Hi Avi,

In the last snippet that you posted, you have not activated checkpoints.

Checkpoints are needed for the StreamingFileSink to produce results, especially in the case of BulkWriters (like Parquet) where
the part file is rolled upon reception of a checkpoint and the part is finalised (i.e. "committed") when the checkpoint gets completed successfully.

Could you please enable checkpointing and make sure that the job runs long enough for at least some checkpoints to be completed?

Thanks a lot,
Kostas

On Thu, Nov 29, 2018 at 7:03 AM Avi Levi <avi.levi@bluevoyant.com> wrote:
Checkout this little App. you can see that the file is created but no data is written. even for a single record 
import io.eels.component.parquet.ParquetWriterConfig
import org.apache.avro.Schema
import org.apache.avro.generic.{ GenericData, GenericRecord }
import org.apache.flink.streaming.api.scala.StreamExecutionEnvironment
import org.apache.hadoop.fs.Path
import org.apache.parquet.avro.AvroParquetWriter
import org.apache.parquet.hadoop.{ ParquetFileWriter, ParquetWriter }
import org.apache.parquet.hadoop.metadata.CompressionCodecName
import scala.io.Source
import org.apache.flink.streaming.api.scala._

object Tester extends App {
val env = StreamExecutionEnvironment.getExecutionEnvironment
def now = System.currentTimeMillis()
val path = new Path(s"test-$now.parquet")
val schemaString = Source.fromURL(getClass.getResource("/request_schema.avsc")).mkString
val schema: Schema = new Schema.Parser().parse(schemaString)
val compressionCodecName = CompressionCodecName.SNAPPY
val config = ParquetWriterConfig()
val genericReocrd: GenericRecord = new GenericData.Record(schema)
genericReocrd.put("name", "test_b")
genericReocrd.put("code", "NoError")
genericReocrd.put("ts", 100L)
val stream = env.fromElements(genericReocrd)
val writer: ParquetWriter[GenericRecord] = AvroParquetWriter.builder[GenericRecord](path)
.withSchema(schema)
.withCompressionCodec(compressionCodecName)
.withPageSize(config.pageSize)
.withRowGroupSize(config.blockSize)
.withDictionaryEncoding(config.enableDictionary)
.withWriteMode(ParquetFileWriter.Mode.OVERWRITE)
.withValidation(config.validating)
.build()

writer.write(genericReocrd)
stream.addSink { r =>
println(s"In Sink $r")
writer.write(r)
}
env.execute()
// writer.close()
}

On Thu, Nov 29, 2018 at 6:57 AM vipul singh <neoeahit@gmail.com> wrote:
Can you try closing the writer?

AvroParquetWriter has an internal buffer. Try doing a .close() in snapshot()( since you are checkpointing hence this method will be called)

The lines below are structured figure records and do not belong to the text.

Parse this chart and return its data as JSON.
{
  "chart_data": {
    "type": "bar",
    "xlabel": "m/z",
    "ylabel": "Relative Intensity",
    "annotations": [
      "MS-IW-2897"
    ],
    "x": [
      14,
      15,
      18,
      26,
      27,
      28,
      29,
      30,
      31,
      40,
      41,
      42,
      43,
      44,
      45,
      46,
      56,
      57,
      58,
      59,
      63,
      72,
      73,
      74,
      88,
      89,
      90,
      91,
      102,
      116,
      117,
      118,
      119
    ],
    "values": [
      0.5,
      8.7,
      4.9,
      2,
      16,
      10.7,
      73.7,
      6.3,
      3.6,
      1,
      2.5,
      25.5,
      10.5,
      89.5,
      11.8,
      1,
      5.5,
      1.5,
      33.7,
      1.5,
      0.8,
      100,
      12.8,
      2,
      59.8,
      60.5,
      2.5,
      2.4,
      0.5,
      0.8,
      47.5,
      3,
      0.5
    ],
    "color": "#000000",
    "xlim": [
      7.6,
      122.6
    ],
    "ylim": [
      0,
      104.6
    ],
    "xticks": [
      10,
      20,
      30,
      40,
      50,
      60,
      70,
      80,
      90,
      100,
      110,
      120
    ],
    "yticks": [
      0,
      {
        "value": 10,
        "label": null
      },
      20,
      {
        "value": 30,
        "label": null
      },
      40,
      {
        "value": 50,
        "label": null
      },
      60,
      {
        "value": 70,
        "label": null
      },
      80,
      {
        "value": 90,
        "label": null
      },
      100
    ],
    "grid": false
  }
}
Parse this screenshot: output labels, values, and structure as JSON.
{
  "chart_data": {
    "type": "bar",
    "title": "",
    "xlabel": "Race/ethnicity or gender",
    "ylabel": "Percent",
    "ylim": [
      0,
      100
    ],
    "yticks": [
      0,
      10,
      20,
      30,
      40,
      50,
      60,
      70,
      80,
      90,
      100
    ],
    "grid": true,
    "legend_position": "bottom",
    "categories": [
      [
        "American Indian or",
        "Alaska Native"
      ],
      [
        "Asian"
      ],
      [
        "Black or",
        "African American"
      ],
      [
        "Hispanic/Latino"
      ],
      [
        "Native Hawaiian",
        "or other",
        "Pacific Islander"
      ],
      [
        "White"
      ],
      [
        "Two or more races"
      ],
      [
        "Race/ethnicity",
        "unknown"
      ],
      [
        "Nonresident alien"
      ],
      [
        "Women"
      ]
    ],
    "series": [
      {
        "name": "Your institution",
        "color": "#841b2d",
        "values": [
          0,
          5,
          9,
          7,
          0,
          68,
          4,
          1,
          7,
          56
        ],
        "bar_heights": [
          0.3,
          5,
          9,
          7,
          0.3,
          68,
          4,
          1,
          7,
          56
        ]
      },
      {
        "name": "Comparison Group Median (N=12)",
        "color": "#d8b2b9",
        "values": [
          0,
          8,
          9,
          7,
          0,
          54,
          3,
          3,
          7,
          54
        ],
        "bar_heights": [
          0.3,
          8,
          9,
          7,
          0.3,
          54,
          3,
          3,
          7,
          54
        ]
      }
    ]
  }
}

On Wed, Nov 28, 2018 at 7:33 PM Avi Levi <avi.levi@bluevoyant.com> wrote:
Thanks Rafi, 
I am actually not using assignTimestampsAndWatermarks , I will try to add it as you suggested. however it seems that the messages I repeating in the stream over and over even if I am pushing single message manually to the queue, that message will repeat infinity 

Cheers
Avi


On Wed, Nov 28, 2018 at 10:40 PM Rafi Aroch <rafi.aroch@gmail.com> wrote:
Hi Avi,

I can't see the part where you use  assignTimestampsAndWatermarks.
If this part in not set properly, it's possible that watermarks are not sent and nothing will be written to your Sink. 


Hope this helps, 
Rafi 

On Wed, Nov 28, 2018, 21:22 Avi Levi <avi.levi@bluevoyant.com wrote:
Hi, 

I am trying to implement Parquet Writer as SinkFunction. The pipeline consists of kafka as source and parquet file as a sink however it seems like the stream is repeating itself like endless loop and the parquet file is not written . can someone please help me with this?

object ParquetSinkWriter{
  private val path = new Path("tmp/pfile")
  private val schemaString = Source.fromURL(getClass.getResource("/dns_request_schema.avsc")).mkString
  private val avroSchema: Schema = new Schema.Parser().parse(schemaString)
  private val compressionCodecName = CompressionCodecName.SNAPPY
  private   val config = ParquetWriterConfig()
  val writer: ParquetWriter[GenericRecord] = AvroParquetWriter.builder[GenericRecord](path)
    .withSchema(avroSchema)
    .withCompressionCodec(compressionCodecName)
    .withPageSize(config.pageSize)
    .withRowGroupSize(config.blockSize)
    .withDictionaryEncoding(config.enableDictionary)
    .withWriteMode(ParquetFileWriter.Mode.OVERWRITE)
    .withValidation(config.validating)
    .build()
}

class ParquetSinkWriter(path: Path, avroSchema: Schema) extends SinkFunction[GenericRecord] {
  import ParquetSinkWriter._
  override def invoke(value: GenericRecord): Unit = {
    println(s"ADDING TO File : $value") // getting this output 
    writer.write(value) //the output is not written to the file 
  }
}

//main app
object StreamingJob extends App  {
 implicit val env: StreamExecutionEnvironment = StreamExecutionEnvironment.getExecutionEnvironment
  env.enableCheckpointing(500)
  env.getCheckpointConfig.enableExternalizedCheckpoints(ExternalizedCheckpointCleanup.RETAIN_ON_CANCELLATION)
  env.getCheckpointConfig.setCheckpointingMode(CheckpointingMode.EXACTLY_ONCE)
  env.getCheckpointConfig.setMinPauseBetweenCheckpoints(500)
  env.getCheckpointConfig.setCheckpointTimeout(600)
  env.getCheckpointConfig.setFailOnCheckpointingErrors(false)
  env.getCheckpointConfig.setMaxConcurrentCheckpoints(1)
  env.setRestartStrategy(RestartStrategies.failureRateRestart(2, Time.seconds(3), Time.seconds(3)))
  val backend: StateBackend = new RocksDBStateBackend("file:///tmp/rocksdb", true)
  env.setStateBackend(backend)
  val writer = new ParquetSinkWriter(outputPath, schema)
  val stream2: DataStream[DnsRequest] = env.addSource(//consume from kafka)
stream2.map { r =>
    println(s"MAPPING $r") //this output keeps repeating in a loop
    val genericReocrd: GenericRecord = new GenericData.Record(schema)
    genericReocrd.put("qname", r.qname)
    genericReocrd.put("rcode", r.rcode)
    genericReocrd.put("ts", r.ts)
    genericReocrd
  }.addSink(writer) 

Thanks for your help
Avi



--
Thanks,
Vipul